Scandalous author Alexander McNabb is no stranger to Middle Eastern controversy, and after speaking to him about the release of his upcoming novel it seems that the "mouthy" expat has no intention of changing.
'Beirut' is a spy thriller  that unfolds the mystery of why the future president of Lebanon , Michel Freij, would want to smuggle two Soviet-era warheads across the world to the country's capital. Whilst McNabb's choice of title might leave you thinking that the story is safely confined within the realms of Beirut, the plot is let loose on the international stage with stop-offs in Hamburg, Prague, Malta and Albania.
McNabb's last literary hit - or "first serious novel" - 'Olives, A Violent Romance', raised more than a few eyebrows across the region with its no-holds-barred approach to sex and politics in the Middle East. And, this time round, it seems that the feisty author has yet again upped the ante. After one publisher refused to take 'Olives' on because of the so-called lack of drama, McNabb says: "I thought, f***k you! I'll make this one dramatic then." And, if the front cover is anything to go by, they won't be disappointed.

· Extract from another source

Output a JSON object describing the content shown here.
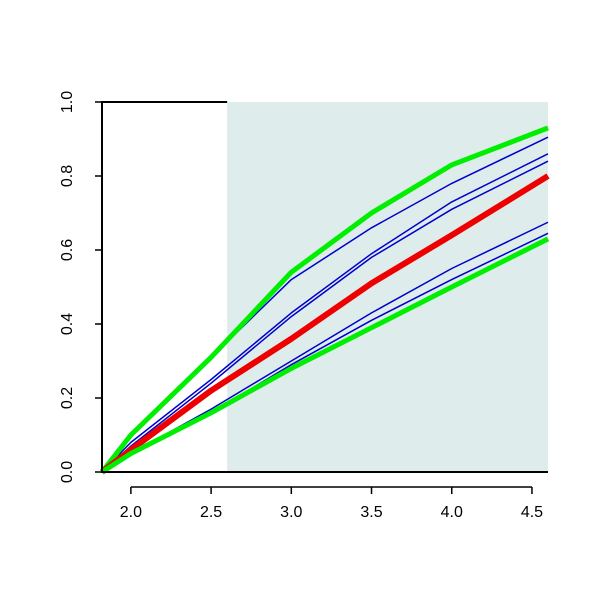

"I'd gone through a lot of angst with the front cover…I needed an image that said what kind of book it was without using planes and explosions that would make people think of the civil war - in the book Beirut's a very alive city and I wanted to show that," he said.
In a moment of inspiration, McNabb solved his dilemma with an idea to encapsulate the sexy and explosive tone of the text - a "lipstick-bullet". Its "kind of phallic" likeness has of course not gone unnoticed by the author.
A fan of taking his plots around the world - and particularly the Middle East - McNabb has so-far managed to steer clear of his current home in the UAE. This is no accident, he tells me: "Never piss outside the front door of your own house."
Although he is mindful of not producing plots from his own doorstep, he won't relinquish his ballsy attitude to writing about the region - an area he says remains largely untouched in western literature - as a means of sparking "thought and debate" amongst readers. And, despite fears that 'Olive' would "lose [him] some Arab friends", McNabb says he has enjoyed an overwhelmingly positive response from local readers who welcome his unique perspective on the region.
McNabb puts much of his success down to the social networking phenomenon: "It's really how you get the word out…Browsing around book shops isn't really a habit for most people anymore, blogging and tweeting is." A fully-fledged blog-addict,  McNabb regularly gives writing and self publishing tips to aspiring authors, and taps into the web as a means of attracting new readers.
In more ways than one, he is pushing the boundaries of writing in the Arab world - both in his plots on the page, and in the arena of self-publishing.